Late last century, IT projects, like CRMs and ERPs, were plagued by over collection of data. Opaque provenance, dubious (data) quality, unclear ownership, subtractive value propositions (where the whole is worth less than the parts). No, no, don't remove that field. We might need it some day.
Today's "analytics" projects are the same, right? Every drive-by stakeholder tosses in a few tags, some misc fields, a little extra meta. And before anyone can say "kanban", the stone soup accreted enough mass to become a gravity well threatening implosion dragging the entire org-chart into the gapping maw of our universe's newest black hole.
Am I wrong?
But logging is useful, right? Or at least has that potential.
The last time I designed a system end-to-end, that's kinda what we did. Listed all the kinds of things we wanted to log. Sorta settled on formats and content (never really ever done). Did regular log bashs to explain and clear anomalies. Scripts for grooming and archiving. (For one team I rotated thru, most of their spend was on just cloudwatch. Hysterical.)
But my stuff wasn't B2C, so wasn't tainted by the attention economy, manufactured outrage, or recommenders. No tags, referrers, campaigns, etc. It was just about keeping the system up and true. And resolving customer support incidents asap.
Does any one talk or write about this? (Those SRE themed novels are now buried deep in my to read pile.)
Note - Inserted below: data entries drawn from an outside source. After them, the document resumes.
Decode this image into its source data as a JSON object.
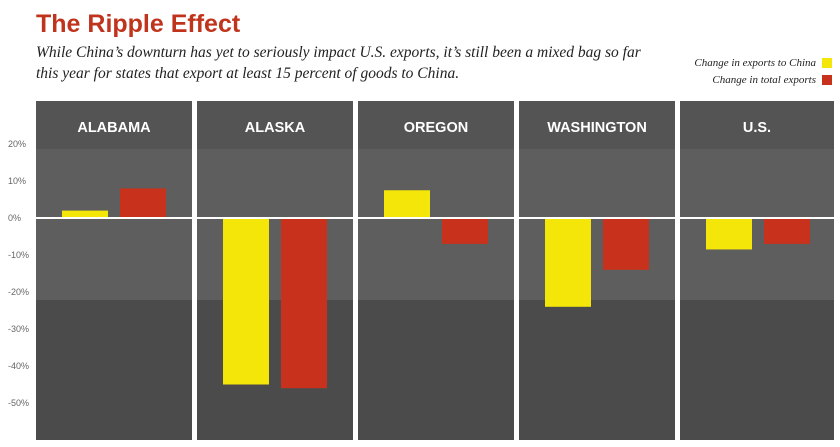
{
  "chart_data": {
    "type": "bar",
    "title": "The Ripple Effect",
    "subtitle": "While China’s downturn has yet to seriously impact U.S. exports, it’s still been a mixed bag so far this year for states that export at least 15 percent of goods to China.",
    "categories": [
      "ALABAMA",
      "ALASKA",
      "OREGON",
      "WASHINGTON",
      "U.S."
    ],
    "series": [
      {
        "name": "Change in exports to China",
        "color": "#f5e60a",
        "values": [
          2,
          -45,
          7.5,
          -24,
          -8.5
        ]
      },
      {
        "name": "Change in total exports",
        "color": "#c8321c",
        "values": [
          8,
          -46,
          -7,
          -14,
          -7
        ]
      }
    ],
    "y_ticks": [
      "20%",
      "10%",
      "0%",
      "-10%",
      "-20%",
      "-30%",
      "-40%",
      "-50%"
    ],
    "y_tick_values": [
      20,
      10,
      0,
      -10,
      -20,
      -30,
      -40,
      -50
    ],
    "ylim": [
      -60,
      30
    ],
    "legend_position": "top-right",
    "grid": false,
    "background": "dark photo of crowded street behind panels"
  }
}
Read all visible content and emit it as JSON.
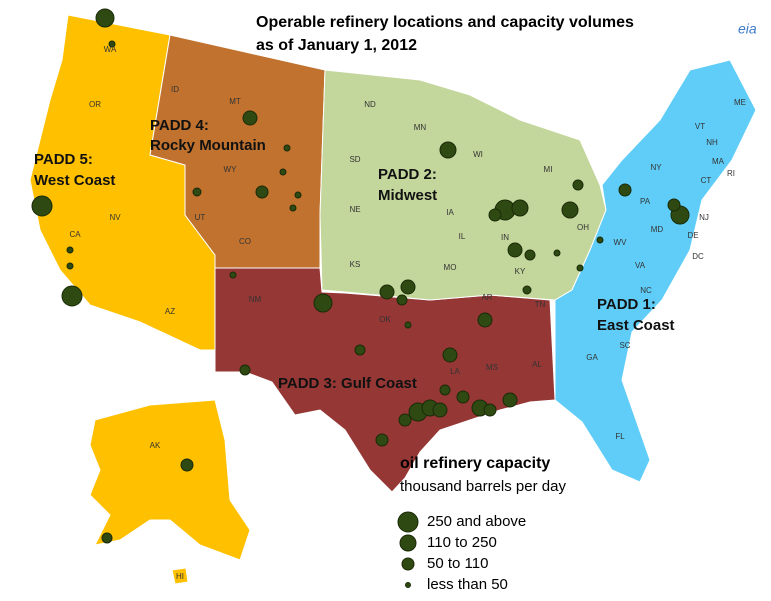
{
  "title": {
    "line1": "Operable refinery locations and capacity volumes",
    "line2": "as of January 1, 2012"
  },
  "logo": "eia",
  "padds": [
    {
      "label": "PADD 1:",
      "region": "East Coast"
    },
    {
      "label": "PADD 2:",
      "region": "Midwest"
    },
    {
      "label": "PADD 3:  Gulf Coast"
    },
    {
      "label": "PADD 4:",
      "region": "Rocky Mountain"
    },
    {
      "label": "PADD 5:",
      "region": "West Coast"
    }
  ],
  "states": [
    "WA",
    "OR",
    "CA",
    "NV",
    "AZ",
    "ID",
    "MT",
    "WY",
    "UT",
    "CO",
    "NM",
    "ND",
    "SD",
    "NE",
    "KS",
    "OK",
    "MN",
    "WI",
    "MI",
    "IA",
    "IL",
    "IN",
    "OH",
    "MO",
    "KY",
    "TN",
    "AR",
    "LA",
    "MS",
    "AL",
    "ME",
    "VT",
    "NH",
    "MA",
    "RI",
    "CT",
    "NY",
    "PA",
    "NJ",
    "DE",
    "MD",
    "DC",
    "WV",
    "VA",
    "NC",
    "SC",
    "GA",
    "FL",
    "AK",
    "HI"
  ],
  "legend": {
    "title": "oil refinery capacity",
    "subtitle": "thousand barrels per day",
    "items": [
      "250 and above",
      "110 to 250",
      "50 to 110",
      "less than 50"
    ]
  }
}
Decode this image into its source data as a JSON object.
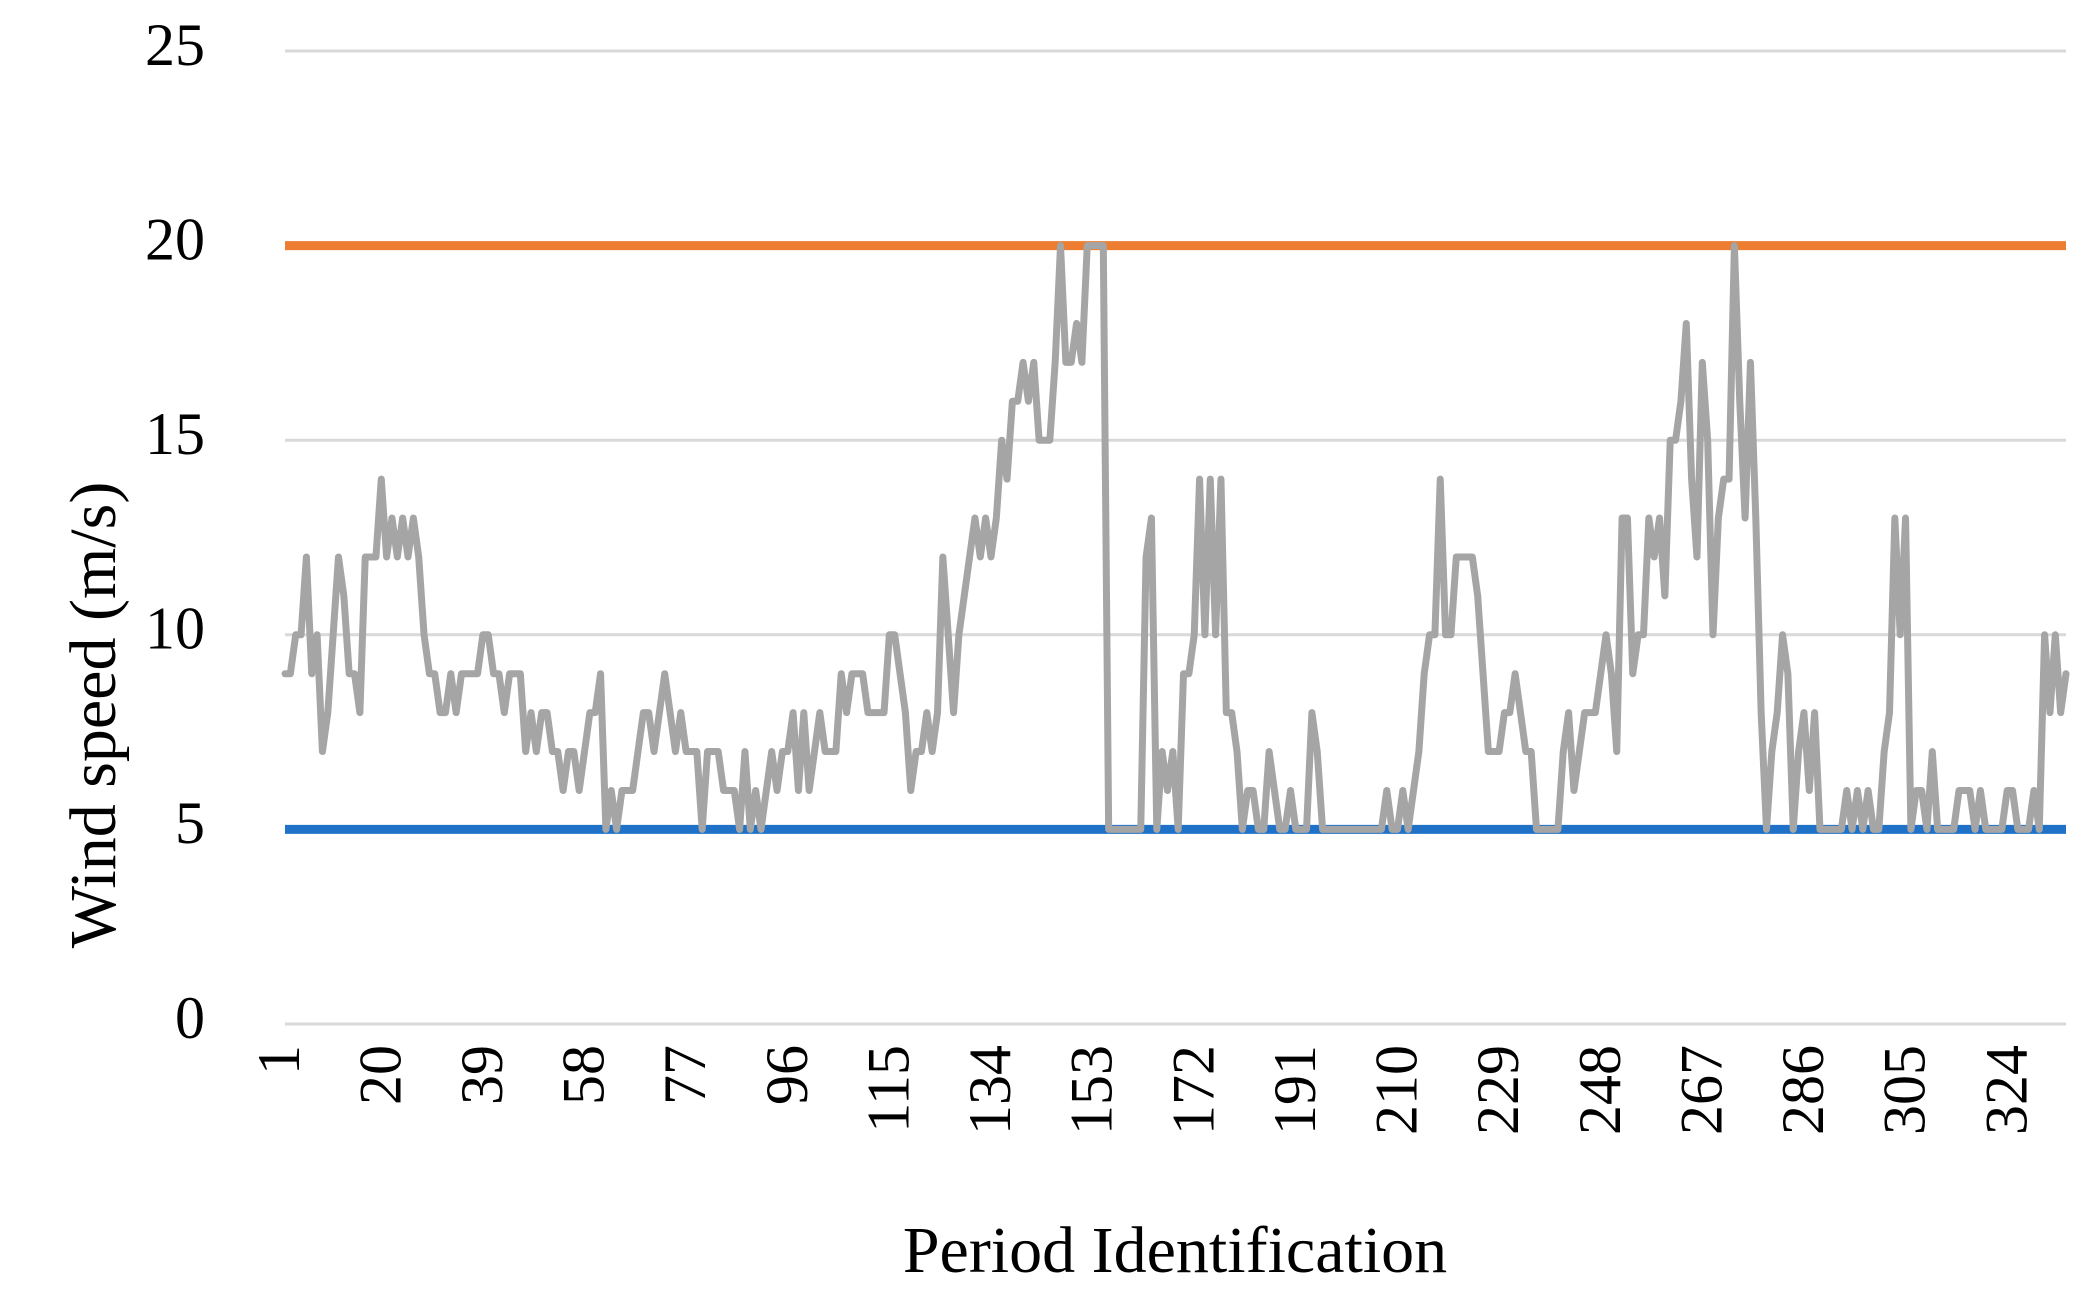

I'd like some cookbooks or blue prints which show some idealized logging strategies, with depictions of common enough troubleshooting scenarios.
Having something authoritative to cite could reduce my semblance to an Eeyore. "Hey, team mates, you know what'd be really great?! Correlation IDs! So we can see how an action percolates thru our system!"
Just curious.
PS- Datadog's server hexagon map/chart thingie is something else. The kind of innovation that wins prizes.